Scorpios is the room that made barefoot luxury a business model. A bohemian hillside compound above Paraga Beach, all beds, canopies and open air, where the nightly sunset ritual is the main event and the DJ is scoring it. It is the most imitated venue in the Mediterranean, and it is still the version everyone else is imitating.
What Scorpios actually is
Not a nightclub. Scorpios is a daytime-into-evening place: restaurant, beach club and ceremony rolled together on a rocky point facing west. The programming reflects it. Resident selectors, Lannka and Valeron carry the largest share of dates this season, build slowly through the afternoon toward the sunset slot, with guests like Bedouin, WhoMadeWho and Jean Claude Ades passing through the calendar. Music runs from around 17:00, the ritual peaks at sundown, and the whole thing closes at midnight, when the crowd migrates to the after-midnight rooms covered in our Mykonos nightlife guide.

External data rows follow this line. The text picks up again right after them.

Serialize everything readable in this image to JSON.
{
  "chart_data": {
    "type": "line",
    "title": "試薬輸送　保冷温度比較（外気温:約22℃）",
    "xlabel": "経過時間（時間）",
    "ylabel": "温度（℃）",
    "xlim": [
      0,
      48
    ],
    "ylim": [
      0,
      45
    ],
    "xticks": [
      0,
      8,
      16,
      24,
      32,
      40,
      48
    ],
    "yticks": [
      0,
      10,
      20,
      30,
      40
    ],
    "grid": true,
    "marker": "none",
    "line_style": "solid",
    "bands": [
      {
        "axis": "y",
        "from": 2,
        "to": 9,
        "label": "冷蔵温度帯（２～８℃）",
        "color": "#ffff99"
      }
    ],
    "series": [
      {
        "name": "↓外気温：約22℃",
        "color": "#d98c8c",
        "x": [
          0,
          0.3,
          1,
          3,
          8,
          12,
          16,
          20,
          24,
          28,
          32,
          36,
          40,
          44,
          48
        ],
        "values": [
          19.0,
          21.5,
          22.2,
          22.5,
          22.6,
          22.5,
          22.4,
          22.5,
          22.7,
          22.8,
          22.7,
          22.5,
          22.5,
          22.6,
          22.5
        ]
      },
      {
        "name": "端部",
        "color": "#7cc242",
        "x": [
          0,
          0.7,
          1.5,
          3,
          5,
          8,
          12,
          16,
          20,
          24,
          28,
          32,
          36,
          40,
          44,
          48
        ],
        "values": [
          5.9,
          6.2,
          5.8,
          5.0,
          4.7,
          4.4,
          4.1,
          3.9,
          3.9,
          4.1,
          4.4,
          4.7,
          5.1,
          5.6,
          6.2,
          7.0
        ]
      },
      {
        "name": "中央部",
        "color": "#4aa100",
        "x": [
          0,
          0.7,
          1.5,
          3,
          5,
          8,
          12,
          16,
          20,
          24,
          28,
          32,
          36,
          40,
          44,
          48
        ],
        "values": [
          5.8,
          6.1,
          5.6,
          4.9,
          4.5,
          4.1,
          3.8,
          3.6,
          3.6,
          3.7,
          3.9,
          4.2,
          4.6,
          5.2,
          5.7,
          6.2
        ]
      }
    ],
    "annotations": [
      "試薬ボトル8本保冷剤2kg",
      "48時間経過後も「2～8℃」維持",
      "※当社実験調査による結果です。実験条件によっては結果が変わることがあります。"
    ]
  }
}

The season is long: our calendar shows Scorpios programmed nearly every day from mid May to early October, which makes it the most consistent single fixture on the island.
The sunset ritual
Around 19:30 the tempo changes: a live, ceremonial set piece built around the sun dropping into the Aegean, different in detail through the week but always the emotional center of the day. It sounds precious until you are standing in it, at which point most skeptics quietly join in. If you only give Scorpios two hours, make it 18:30 to 20:30.
How to book it
- Beds and daybeds. The premium way to do a full day. Book directly with the venue in advance; in peak season, weeks in advance. Positions closer to the point and the DJ cost more in minimum spend.
- Dinner. The insider move. Scorpios is a genuinely serious restaurant, and a dinner reservation buys you the best real estate on the terrace during the ritual, no bed required.

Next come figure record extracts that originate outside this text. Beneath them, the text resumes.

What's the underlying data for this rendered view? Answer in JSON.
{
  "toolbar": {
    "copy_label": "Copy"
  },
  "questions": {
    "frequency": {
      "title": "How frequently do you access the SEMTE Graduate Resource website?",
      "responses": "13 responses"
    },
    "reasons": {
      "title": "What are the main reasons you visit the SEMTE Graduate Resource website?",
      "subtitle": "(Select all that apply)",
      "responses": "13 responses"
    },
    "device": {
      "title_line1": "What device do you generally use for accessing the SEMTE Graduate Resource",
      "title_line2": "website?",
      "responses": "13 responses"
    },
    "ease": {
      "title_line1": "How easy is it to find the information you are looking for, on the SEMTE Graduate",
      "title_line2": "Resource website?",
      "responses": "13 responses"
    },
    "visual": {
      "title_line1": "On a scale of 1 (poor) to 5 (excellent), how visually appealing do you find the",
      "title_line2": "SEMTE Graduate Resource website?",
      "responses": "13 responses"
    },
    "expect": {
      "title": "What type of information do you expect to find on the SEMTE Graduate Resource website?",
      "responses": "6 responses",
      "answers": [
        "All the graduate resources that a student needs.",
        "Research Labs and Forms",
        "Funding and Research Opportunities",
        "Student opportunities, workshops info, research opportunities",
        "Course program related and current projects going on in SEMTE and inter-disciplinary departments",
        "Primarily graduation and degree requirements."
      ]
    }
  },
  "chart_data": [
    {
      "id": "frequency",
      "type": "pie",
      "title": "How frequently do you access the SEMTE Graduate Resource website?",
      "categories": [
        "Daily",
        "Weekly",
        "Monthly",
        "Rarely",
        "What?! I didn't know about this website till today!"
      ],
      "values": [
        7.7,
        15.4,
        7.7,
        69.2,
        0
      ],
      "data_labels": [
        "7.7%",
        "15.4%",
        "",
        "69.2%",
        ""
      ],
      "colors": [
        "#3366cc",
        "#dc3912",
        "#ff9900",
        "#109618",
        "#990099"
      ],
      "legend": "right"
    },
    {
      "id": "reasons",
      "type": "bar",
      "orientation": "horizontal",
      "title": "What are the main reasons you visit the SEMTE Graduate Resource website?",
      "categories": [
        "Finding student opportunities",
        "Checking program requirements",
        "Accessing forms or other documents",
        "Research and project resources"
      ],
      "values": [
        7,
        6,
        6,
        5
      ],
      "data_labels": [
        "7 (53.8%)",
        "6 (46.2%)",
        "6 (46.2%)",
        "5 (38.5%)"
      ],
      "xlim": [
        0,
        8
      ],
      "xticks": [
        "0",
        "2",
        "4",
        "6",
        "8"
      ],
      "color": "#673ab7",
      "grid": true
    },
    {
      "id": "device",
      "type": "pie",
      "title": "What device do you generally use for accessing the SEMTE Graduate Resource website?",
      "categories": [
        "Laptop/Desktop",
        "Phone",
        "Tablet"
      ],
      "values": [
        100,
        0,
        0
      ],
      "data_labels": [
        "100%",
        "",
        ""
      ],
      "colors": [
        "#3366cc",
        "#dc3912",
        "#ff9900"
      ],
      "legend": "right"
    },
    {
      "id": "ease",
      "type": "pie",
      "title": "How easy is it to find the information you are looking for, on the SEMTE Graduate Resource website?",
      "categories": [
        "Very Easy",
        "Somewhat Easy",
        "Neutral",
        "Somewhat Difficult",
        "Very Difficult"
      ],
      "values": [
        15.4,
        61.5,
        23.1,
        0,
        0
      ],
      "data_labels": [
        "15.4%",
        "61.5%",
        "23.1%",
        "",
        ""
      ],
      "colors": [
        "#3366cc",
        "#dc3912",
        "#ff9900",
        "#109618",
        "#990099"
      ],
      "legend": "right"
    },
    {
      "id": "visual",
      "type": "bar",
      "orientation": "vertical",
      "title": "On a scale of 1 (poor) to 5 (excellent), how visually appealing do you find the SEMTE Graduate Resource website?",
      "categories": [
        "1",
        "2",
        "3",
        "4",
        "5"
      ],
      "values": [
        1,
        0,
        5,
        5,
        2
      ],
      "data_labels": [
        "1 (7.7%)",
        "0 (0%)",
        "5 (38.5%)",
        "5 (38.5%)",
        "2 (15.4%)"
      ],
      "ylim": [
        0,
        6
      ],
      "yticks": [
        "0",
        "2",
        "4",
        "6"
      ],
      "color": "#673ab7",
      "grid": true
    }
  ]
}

- Walk-in. Doable, especially before late afternoon or outside peak weeks. You will stand or perch rather than lounge, but the room, the view and the sound are the same.
All bookings happen with the venue directly, via the links on our Scorpios page. We list what is on and who plays; the venue handles every reservation and payment.
What it costs
Entry is usually free; the spend is on what you consume and where you sit. Beds carry minimum spends that scale steeply with position and date. Dinner for two with wine sits at destination-restaurant prices. Drinks at the bar are the cheapest way to be present for the ritual. None of it is cheap, and unlike a ticketed club night, you control the total by choosing your format.
Scorpios versus SantAnna
Two hundred meters of sand separate Scorpios from SantAnna, and the two make a natural double bill with opposite characters. Scorpios sells atmosphere: the ritual, the aesthetic, the hillside. SantAnna sells lineups: Black Coffee’s Monday residency and a July-August booking sheet full of festival names. Regulars walk between them along Paraga Beach, and our SantAnna guide covers the other half of that walk.
Practical notes
- Paraga is 10 to 15 minutes from Mykonos Town by road, and the beach walk connects it to Paradise Beach. Taxis exist but thin out at midnight; arrange your ride back before you need it.
- Dress code is barefoot-elegant in practice: linen over swimwear by day, something you would wear to a nice dinner by sunset. Nobody wears a suit; nobody shows up in just trunks after dark either.
- Bring a card, not just cash, and check the day’s program on the calendar before committing your one sunset on the island to any single room.